Tunisie 14 janvier 2011, mon amour... Il était une fois la révolution (par Taoufik Ben Brik)

vendredi 28 janvier 2011.
 

Des drapeaux, une foule de syndicalistes, d’étudiants et de lycéens qui chantent et dansent…des chants révolutionnaires qui s’élèvent…une gaieté, une énergie jusque devant le ministère de l’intérieur…On scande : « Ben Ali dégage. », et on demande son départ.

Ce matin du vendredi 14 janvier 2011 à Tunis, tout peut basculer. Les enfants de la balle occupent l’avenue Habib Bourguiba, principale artère de la capitale. Déchirement au sein du pouvoir… Rumeurs de coup d’Etat militaire… Que veulent les Américains… Que dit Al-Jazira ?

Nous vivons dans une prison sans barreaux. Nejib ose parler. Vingt-trois ans de Ben Ali, une désertification politique totale… une pluie de bombes lacrymogènes… La foule manifeste toujours. Ils courent les uns vers les autres en levant les bras, en levant les poings, par grappes qui se mêlent, de couleur différente, médecins, écrivains, avocats, enseignants, journalistes, chômeurs, lycéens, fonctionnaires, vendeurs à la sauvette, ouvriers, paysans, petites bonnes de Jendouba. Ballet de caméras en train de se filmer entre elles. Là, on s’écarte avec le cercle des journalistes… la même mêlée. La même histoire. On aperçoit la Dakhilia, le ministère de l’Intérieur tant décrié, une banderole noire en travers, comme un brassard de deuil. De tout Tunis, ils sont venus… bain de sang ou pas bain de sang ?

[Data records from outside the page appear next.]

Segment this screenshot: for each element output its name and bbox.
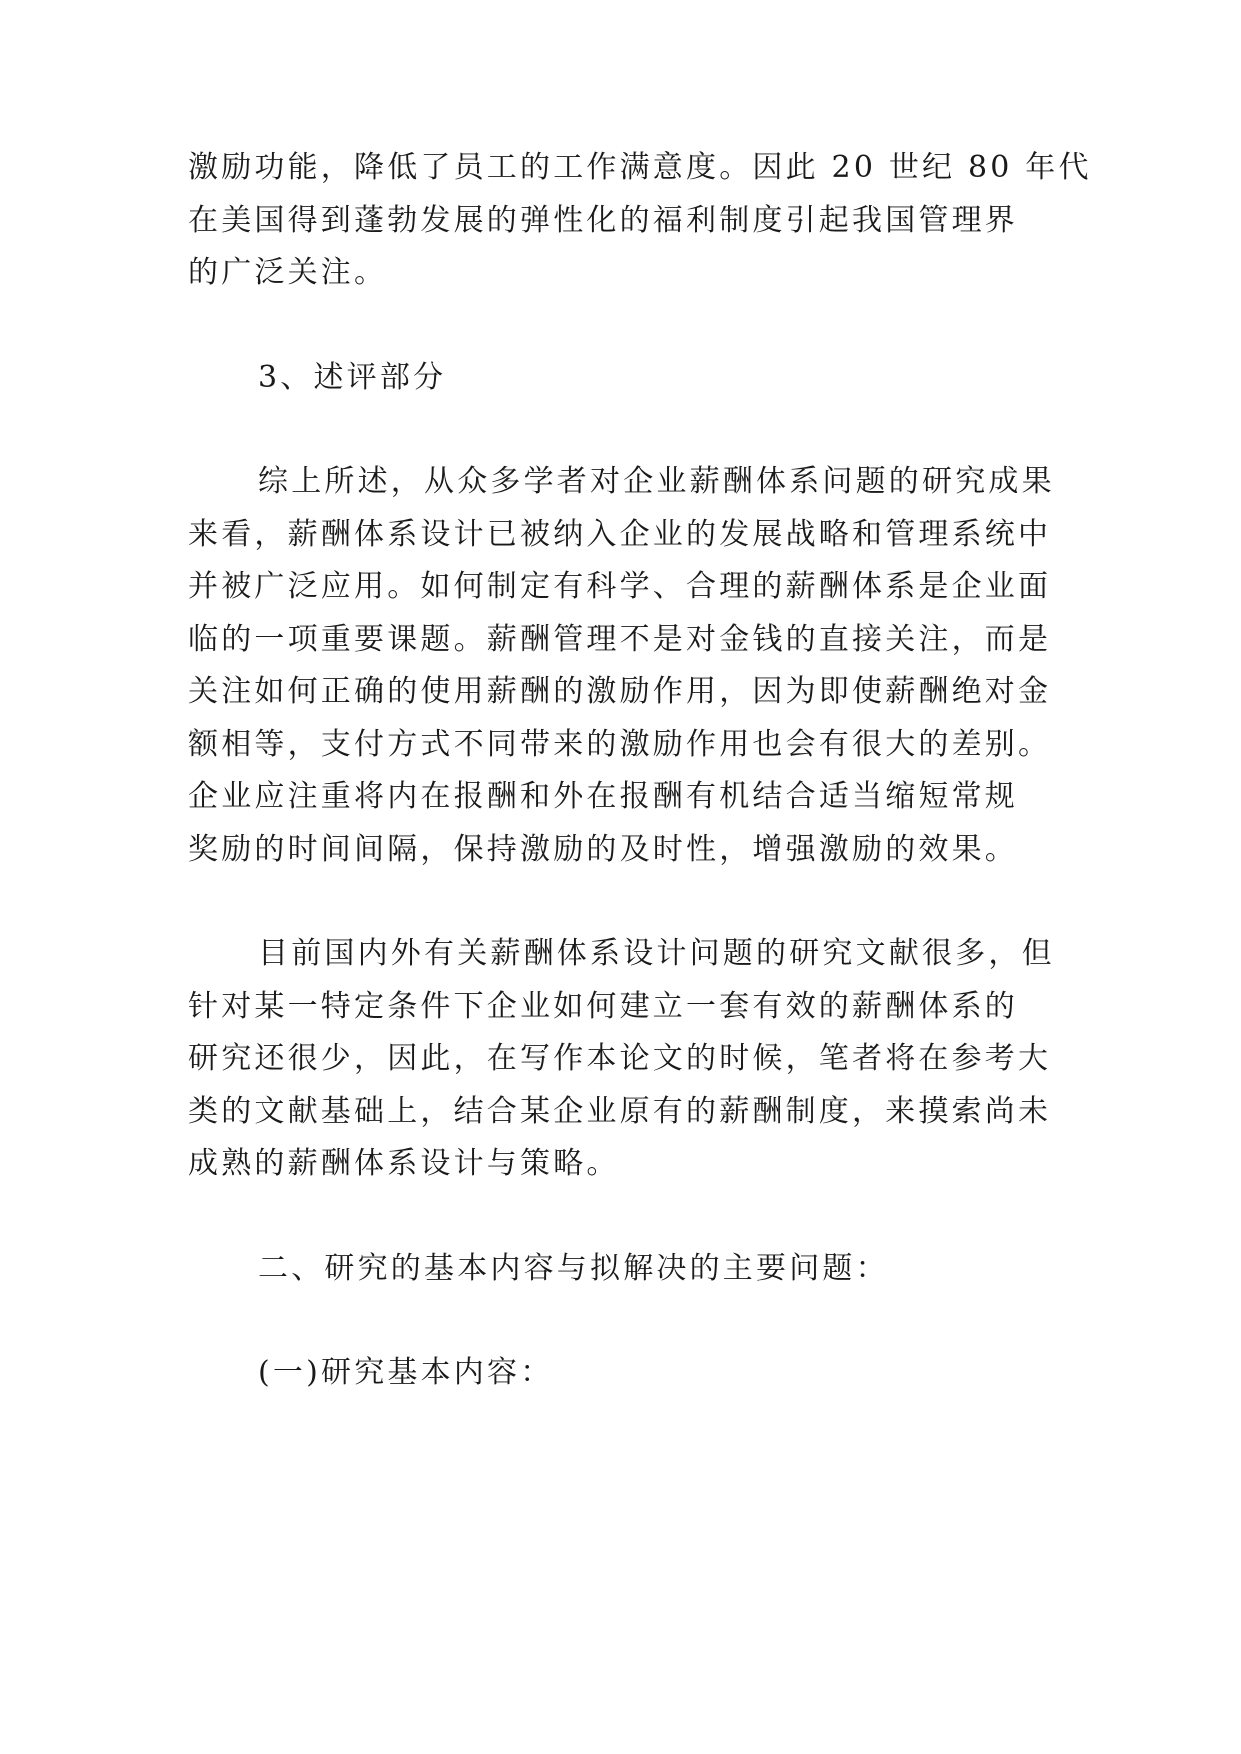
paragraph-line: 的广泛关注。 [188,255,388,290]
paragraph-line: 企业应注重将内在报酬和外在报酬有机结合适当缩短常规 [188,779,1018,814]
paragraph-line: 类的文献基础上，结合某企业原有的薪酬制度，来摸索尚未 [188,1094,1052,1129]
paragraph-line: 激励功能，降低了员工的工作满意度。因此 20 世纪 80 年代 [188,150,1092,185]
paragraph-line: 并被广泛应用。如何制定有科学、合理的薪酬体系是企业面 [188,569,1052,604]
section-heading: 二、研究的基本内容与拟解决的主要问题： [258,1251,889,1286]
section-heading: 3、述评部分 [258,360,447,395]
paragraph-line: 综上所述，从众多学者对企业薪酬体系问题的研究成果 [258,464,1055,499]
paragraph-line: 奖励的时间间隔，保持激励的及时性，增强激励的效果。 [188,832,1018,867]
paragraph-line: 针对某一特定条件下企业如何建立一套有效的薪酬体系的 [188,989,1018,1024]
paragraph-line: 额相等，支付方式不同带来的激励作用也会有很大的差别。 [188,727,1052,762]
paragraph-line: 研究还很少，因此，在写作本论文的时候，笔者将在参考大 [188,1041,1052,1076]
paragraph-line: 成熟的薪酬体系设计与策略。 [188,1146,620,1181]
paragraph-line: 关注如何正确的使用薪酬的激励作用，因为即使薪酬绝对金 [188,674,1052,709]
paragraph-line: 目前国内外有关薪酬体系设计问题的研究文献很多，但 [258,936,1055,971]
paragraph-line: 在美国得到蓬勃发展的弹性化的福利制度引起我国管理界 [188,203,1018,238]
paragraph-line: 临的一项重要课题。薪酬管理不是对金钱的直接关注，而是 [188,622,1052,657]
paragraph-line: 来看，薪酬体系设计已被纳入企业的发展战略和管理系统中 [188,517,1052,552]
subsection-heading: (一)研究基本内容： [258,1355,554,1390]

C’est la matinée des bras levés… c’est à pleurer ! Regardez : un garçon et une fille enlacés. Les photographes sont tous en train de louper cette photo. Nous voilà renvoyés aux liesses des révolutions, au printemps des possibles… une autre foule arrive… partout des poings levés, des bras levés. "On aura sa peau", "Il partira coûte que coûte" : pas la peine de parler tunisien, on vit un instant universel… On s’en fout de ce qui se passera demain. Ils sont montés sur scène, ils sont acteurs de l’Histoire, ils sont acteurs de leur vie… citoyens de Tunis. Sur les arbres, des banderoles… des vagues de tension parcourent la foule… la police charge. Sous les gaz lacrymogènes, la foule résiste… une fête, une ivresse… la police pourrait à nouveau tirer… tout est possible… tout peut basculer... la prise de la Bastille, c’est ici. La police fait main basse sur la ville.

A 16 heures, Tunis se vide. Une ville immobile, entièrement aux mains de l’armée. Des rumeurs flottent dans l’air, de bouche à oreille, d’un portable à l’autre. En janvier 2011, le portable aura été à Tunis ce que le transistor fut en mai 68 à Paris. Des tanks dans la rue. Seul lieu de vie, les bas-fonds occupés par les chômeurs et les costauds de la smala. Chômeurs, enfants du miracle tunisien, criant "23 ans, Basta !".

A 17 heures, la nouvelle tombe comme un pic : "B E N A L I S’E S T E N F U I !" Des slogans, des cris, des chants, des youyous, des habitants barricadés dans leurs appartements. L’état d’urgence décrété. L’espace aérien fermé. Le Premier ministre, Mohamed Ghannouchi, s’autoproclame président par intérim.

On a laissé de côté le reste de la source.